JewishGen Discussion Group #JewishGen Re: Handwriting and town identification #general

Jules Levin

On 8/6/2011 10:10 AM, Bette Stoop Mas wrote:
The key is Polish pronunciation. In Polish, a vowel that contains an ogonek
(a little hook) beneath it causes the vowel to be pronounced with an "n" or
an "m." Example: the "e" in Ostroleka is written in Polish with an ogonek
under the "e" and the town name is pronounced Ostrolenka.
The ogonek does not appear in a plain text message.
Since this has been brought up I should like to say that there are other
sources of confusion due to the use of plain text with place names in
several languages that are commonly cited on Jewishgen.

I was exploring the pre-WW II All-Lithuania phone book available on the
Litsig page, and noticed a source of confusion for genners unfamiliar with
the 'hatchek', the little v-shaped wedge on several different letters in
European alphabets. I looked up the village of (Yid.) Shaky, spelled in
Lithuanian with a wedge over the initial 's': Sakiai. But S with a wedge
is alphabetized after all 'S' without a wedge, and Sakiai is in the phone
book pages after the last town spelled 'Sa' without the wedge. If you don't
know this, you will think Sakiai is not in the phone book.

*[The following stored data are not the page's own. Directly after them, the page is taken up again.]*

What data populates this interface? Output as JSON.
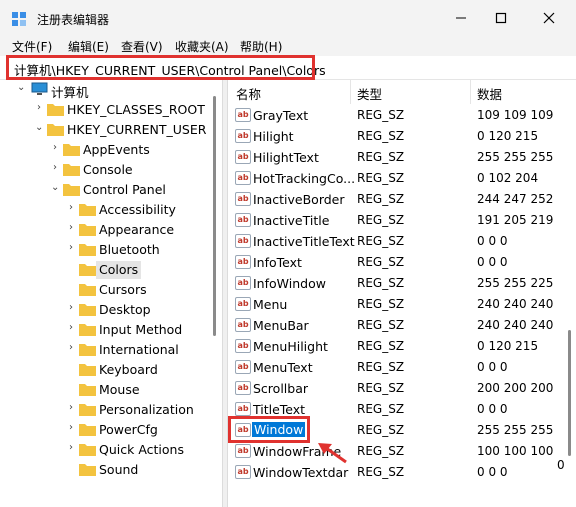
{
  "window": {
    "title": "注册表编辑器",
    "minimize_glyph": "—",
    "maximize_glyph": "☐",
    "close_glyph": "✕"
  },
  "menu": [
    "文件(F)",
    "编辑(E)",
    "查看(V)",
    "收藏夹(A)",
    "帮助(H)"
  ],
  "address": {
    "path": "计算机\\HKEY_CURRENT_USER\\Control Panel\\Colors"
  },
  "tree": {
    "items": [
      {
        "label": "计算机",
        "chev": "⌄"
      },
      {
        "label": "HKEY_CLASSES_ROOT",
        "chev": "›"
      },
      {
        "label": "HKEY_CURRENT_USER",
        "chev": "⌄"
      },
      {
        "label": "AppEvents",
        "chev": "›"
      },
      {
        "label": "Console",
        "chev": "›"
      },
      {
        "label": "Control Panel",
        "chev": "⌄"
      },
      {
        "label": "Accessibility",
        "chev": "›"
      },
      {
        "label": "Appearance",
        "chev": "›"
      },
      {
        "label": "Bluetooth",
        "chev": "›"
      },
      {
        "label": "Colors",
        "chev": ""
      },
      {
        "label": "Cursors",
        "chev": ""
      },
      {
        "label": "Desktop",
        "chev": "›"
      },
      {
        "label": "Input Method",
        "chev": "›"
      },
      {
        "label": "International",
        "chev": "›"
      },
      {
        "label": "Keyboard",
        "chev": ""
      },
      {
        "label": "Mouse",
        "chev": ""
      },
      {
        "label": "Personalization",
        "chev": "›"
      },
      {
        "label": "PowerCfg",
        "chev": "›"
      },
      {
        "label": "Quick Actions",
        "chev": "›"
      },
      {
        "label": "Sound",
        "chev": ""
      }
    ]
  },
  "list": {
    "headers": {
      "name": "名称",
      "type": "类型",
      "data": "数据"
    },
    "icon_text": "ab",
    "rows": [
      {
        "name": "GrayText",
        "type": "REG_SZ",
        "data": "109 109 109"
      },
      {
        "name": "Hilight",
        "type": "REG_SZ",
        "data": "0 120 215"
      },
      {
        "name": "HilightText",
        "type": "REG_SZ",
        "data": "255 255 255"
      },
      {
        "name": "HotTrackingCo...",
        "type": "REG_SZ",
        "data": "0 102 204"
      },
      {
        "name": "InactiveBorder",
        "type": "REG_SZ",
        "data": "244 247 252"
      },
      {
        "name": "InactiveTitle",
        "type": "REG_SZ",
        "data": "191 205 219"
      },
      {
        "name": "InactiveTitleText",
        "type": "REG_SZ",
        "data": "0 0 0"
      },
      {
        "name": "InfoText",
        "type": "REG_SZ",
        "data": "0 0 0"
      },
      {
        "name": "InfoWindow",
        "type": "REG_SZ",
        "data": "255 255 225"
      },
      {
        "name": "Menu",
        "type": "REG_SZ",
        "data": "240 240 240"
      },
      {
        "name": "MenuBar",
        "type": "REG_SZ",
        "data": "240 240 240"
      },
      {
        "name": "MenuHilight",
        "type": "REG_SZ",
        "data": "0 120 215"
      },
      {
        "name": "MenuText",
        "type": "REG_SZ",
        "data": "0 0 0"
      },
      {
        "name": "Scrollbar",
        "type": "REG_SZ",
        "data": "200 200 200"
      },
      {
        "name": "TitleText",
        "type": "REG_SZ",
        "data": "0 0 0"
      },
      {
        "name": "Window",
        "type": "REG_SZ",
        "data": "255 255 255"
      },
      {
        "name": "WindowFrame",
        "type": "REG_SZ",
        "data": "100 100 100"
      },
      {
        "name": "WindowTextdar",
        "type": "REG_SZ",
        "data": "0 0 0"
      }
    ],
    "overflow_digit": "0"
  },
  "colors": {
    "highlight_box": "#e0322f",
    "selection": "#0078d7",
    "folder": "#f3c33f"
  }
}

On the other hand, Lithuanian 'y' and 'i' are inter-alphabetized, so that
for example a town beginning Syb- would appear before a town beginning
Sit-, which I believe could also cause someone to miss a phone book entry.
The vowels with the little tail (ogonek) in Lithuanian are also
inter-alphabetized, but I do not know how that works in Polish. Alphabets
with all these diacritics have been easily printed on computers for 20 years
or so, and appear in emails routinely. Too bad genners are still stuck in
the early computer era.

Jules Levin
Los Angeles

MODERATOR NOTE: While Polish and Lithuanian special characters can be
transmitted in ordinary e-mail, they are part of a different character set
from western European special characters. The only character set our list
manager software can handle is western European. So we can't do in the list
what most readers have long been able to do in ordinary e-mail. This is also
why we can't include Hebrew or Cyrillic text in posts.